The building dates back about a century, and is the last structure recalling the domain’s previous life as a racecourse.

A cafe was set up on the site in what was a former sexton’s house by the late Stuart Whitten, husband of late city councillor Helen Whitten, in 2005.

The next operators struck disaster when the cafe was destroyed by fire in 2011.

The remaining jockey’s changing room was then taken over by former caretaker Ken Pratt and his wife Helen, who ran it for a couple of years as a kiosk called Sam’s Place, in honour of their late son.

It later became the Wetlands Cafe, which closed at the end of 2016.

A fire in 2011 caused significant damage to the cafe.

Stuff

A fire in 2011 caused significant damage to the cafe.

After the council took over responsibility for the building, catering firm Glasshouse Events sought council consent to use it as a basis for a new wedding and events venue.

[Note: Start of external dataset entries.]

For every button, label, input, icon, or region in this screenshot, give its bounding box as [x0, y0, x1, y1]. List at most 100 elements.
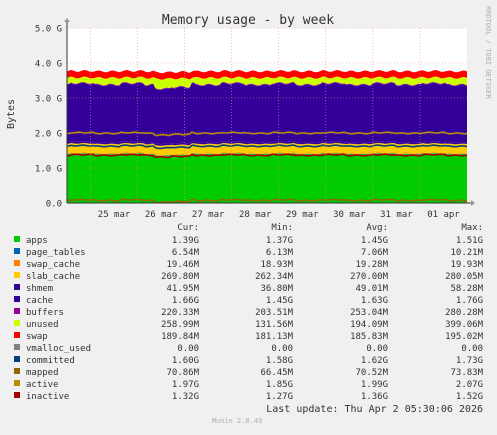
legend-avg-apps: 1.45G — [361, 236, 388, 246]
x-tick-label: 01 apr — [427, 210, 460, 220]
legend-avg-active: 1.99G — [361, 380, 388, 390]
legend-max-swap: 195.02M — [445, 332, 484, 342]
legend-avg-swap: 185.83M — [350, 332, 389, 342]
x-tick-label: 25 mar — [98, 210, 131, 220]
legend-max-committed: 1.73G — [456, 356, 483, 366]
legend-cur-slab_cache: 269.80M — [161, 272, 200, 282]
legend-swatch-slab_cache — [14, 272, 20, 278]
legend-min-committed: 1.58G — [266, 356, 293, 366]
x-tick-label: 26 mar — [145, 210, 178, 220]
legend-cur-cache: 1.66G — [172, 296, 199, 306]
legend-label-unused: unused — [26, 320, 59, 330]
legend-label-swap: swap — [26, 332, 48, 342]
legend-cur-shmem: 41.95M — [166, 284, 199, 294]
y-tick-label: 3.0 G — [35, 95, 62, 105]
legend-avg-inactive: 1.36G — [361, 392, 388, 402]
legend-min-unused: 131.56M — [255, 320, 294, 330]
legend-label-inactive: inactive — [26, 392, 69, 402]
plot-area: 0.0 1.0 G 2.0 G 3.0 G 4.0 G 5.0 G 25 mar 26 mar… — [35, 18, 475, 220]
legend-avg-swap_cache: 19.28M — [355, 260, 388, 270]
legend-label-cache: cache — [26, 296, 53, 306]
area-buffers — [67, 81, 467, 90]
legend-min-active: 1.85G — [266, 380, 293, 390]
legend-avg-cache: 1.63G — [361, 296, 388, 306]
legend-swatch-active — [14, 380, 20, 386]
legend-max-buffers: 280.28M — [445, 308, 484, 318]
legend-min-slab_cache: 262.34M — [255, 272, 294, 282]
x-axis-arrow — [471, 200, 475, 206]
legend-avg-mapped: 70.52M — [355, 368, 388, 378]
legend-label-mapped: mapped — [26, 368, 59, 378]
chart-title: Memory usage - by week — [162, 13, 334, 28]
x-tick-label: 30 mar — [333, 210, 366, 220]
legend-header-avg: Avg: — [366, 223, 388, 233]
line-committed — [66, 144, 468, 150]
legend-min-page_tables: 6.13M — [266, 248, 294, 258]
legend-swatch-apps — [14, 236, 20, 242]
legend-min-swap: 181.13M — [255, 332, 294, 342]
legend-label-vmalloc_used: vmalloc_used — [26, 344, 91, 354]
area-cache — [67, 82, 467, 145]
legend-cur-buffers: 220.33M — [161, 308, 200, 318]
legend-max-vmalloc_used: 0.00 — [461, 344, 483, 354]
legend-swatch-swap — [14, 332, 20, 338]
x-tick-label: 29 mar — [286, 210, 319, 220]
y-tick-label: 2.0 G — [35, 130, 62, 140]
legend-swatch-shmem — [14, 284, 20, 290]
y-axis-arrow — [64, 18, 70, 22]
area-shmem — [67, 141, 467, 146]
legend-min-inactive: 1.27G — [266, 392, 293, 402]
legend-cur-active: 1.97G — [172, 380, 199, 390]
legend: Cur: Min: Avg: Max: apps 1.39G 1.37G 1.45G 1.51G… — [14, 223, 484, 402]
area-apps — [67, 153, 467, 203]
legend-cur-swap_cache: 19.46M — [166, 260, 199, 270]
legend-max-mapped: 73.83M — [450, 368, 483, 378]
rrdtool-side-label: RRDTOOL / TOBI OETIKER — [484, 6, 492, 100]
legend-avg-vmalloc_used: 0.00 — [366, 344, 388, 354]
line-inactive — [66, 153, 468, 159]
legend-label-page_tables: page_tables — [26, 248, 86, 258]
legend-cur-vmalloc_used: 0.00 — [177, 344, 199, 354]
legend-max-active: 2.07G — [456, 380, 483, 390]
legend-avg-page_tables: 7.06M — [361, 248, 389, 258]
legend-cur-swap: 189.84M — [161, 332, 200, 342]
legend-max-slab_cache: 280.05M — [445, 272, 484, 282]
legend-avg-slab_cache: 270.00M — [350, 272, 389, 282]
munin-version-footer: Munin 2.0.49 — [212, 417, 263, 425]
y-tick-label: 1.0 G — [35, 165, 62, 175]
area-unused — [67, 76, 467, 90]
legend-min-mapped: 66.45M — [260, 368, 293, 378]
legend-header-cur: Cur: — [177, 223, 199, 233]
legend-avg-buffers: 253.04M — [350, 308, 389, 318]
legend-max-swap_cache: 19.93M — [450, 260, 483, 270]
legend-swatch-committed — [14, 356, 20, 362]
legend-swatch-cache — [14, 296, 20, 302]
area-swap — [67, 70, 467, 80]
legend-cur-page_tables: 6.54M — [172, 248, 200, 258]
line-mapped — [66, 198, 468, 204]
x-tick-label: 31 mar — [380, 210, 413, 220]
legend-label-committed: committed — [26, 356, 75, 366]
legend-avg-committed: 1.62G — [361, 356, 388, 366]
area-swap_cache — [67, 152, 467, 156]
legend-label-apps: apps — [26, 236, 48, 246]
y-axis-label: Bytes — [6, 99, 17, 129]
legend-label-buffers: buffers — [26, 308, 64, 318]
legend-min-apps: 1.37G — [266, 236, 293, 246]
legend-avg-shmem: 49.01M — [355, 284, 388, 294]
legend-min-shmem: 36.80M — [260, 284, 293, 294]
legend-cur-committed: 1.60G — [172, 356, 199, 366]
legend-header-max: Max: — [461, 223, 483, 233]
last-update-text: Last update: Thu Apr 2 05:30:06 2026 — [266, 404, 483, 415]
legend-max-page_tables: 10.21M — [450, 248, 483, 258]
legend-label-active: active — [26, 380, 59, 390]
y-tick-label: 5.0 G — [35, 25, 62, 35]
legend-max-unused: 399.06M — [445, 320, 484, 330]
legend-max-cache: 1.76G — [456, 296, 483, 306]
legend-avg-unused: 194.09M — [350, 320, 389, 330]
legend-cur-apps: 1.39G — [172, 236, 199, 246]
y-tick-label: 0.0 — [46, 200, 62, 210]
legend-min-vmalloc_used: 0.00 — [271, 344, 293, 354]
legend-swatch-vmalloc_used — [14, 344, 20, 350]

In 2019 the council turned down the proposal.

Parks and logistics group manager Kathy Dever-Tod told the council’s finance and audit committee meeting on Wednesday the alternative to disposing of the building would be to wait and see the outcome of a reserve management plan review.

She said consultation about the wedding venue proposal had shown there was community interest in seeing some sort of hospitality business supplying refreshments at the domain.

But there was no certainty about where in the domain that might best be provided.

Until final decisions were made about how a cycle path through the reserve would connect to the new Te Ahu a Turanga/Manawatū Gorge replacement highway, the council was not ready to consult people about the future management plan for the domain.

Cr Vaughan Dennison proposed the council hold the building.

He said there was little financial gain for the council in the possible sale, and there was no urgency about making a decision on its future.

Mayor Grant Smith said there was more value to be gained from keeping future options open.

Ashhurst-based deputy mayor Aleisha Rutherford said there was no need for the council to make an ad hoc decision until the management review had been done.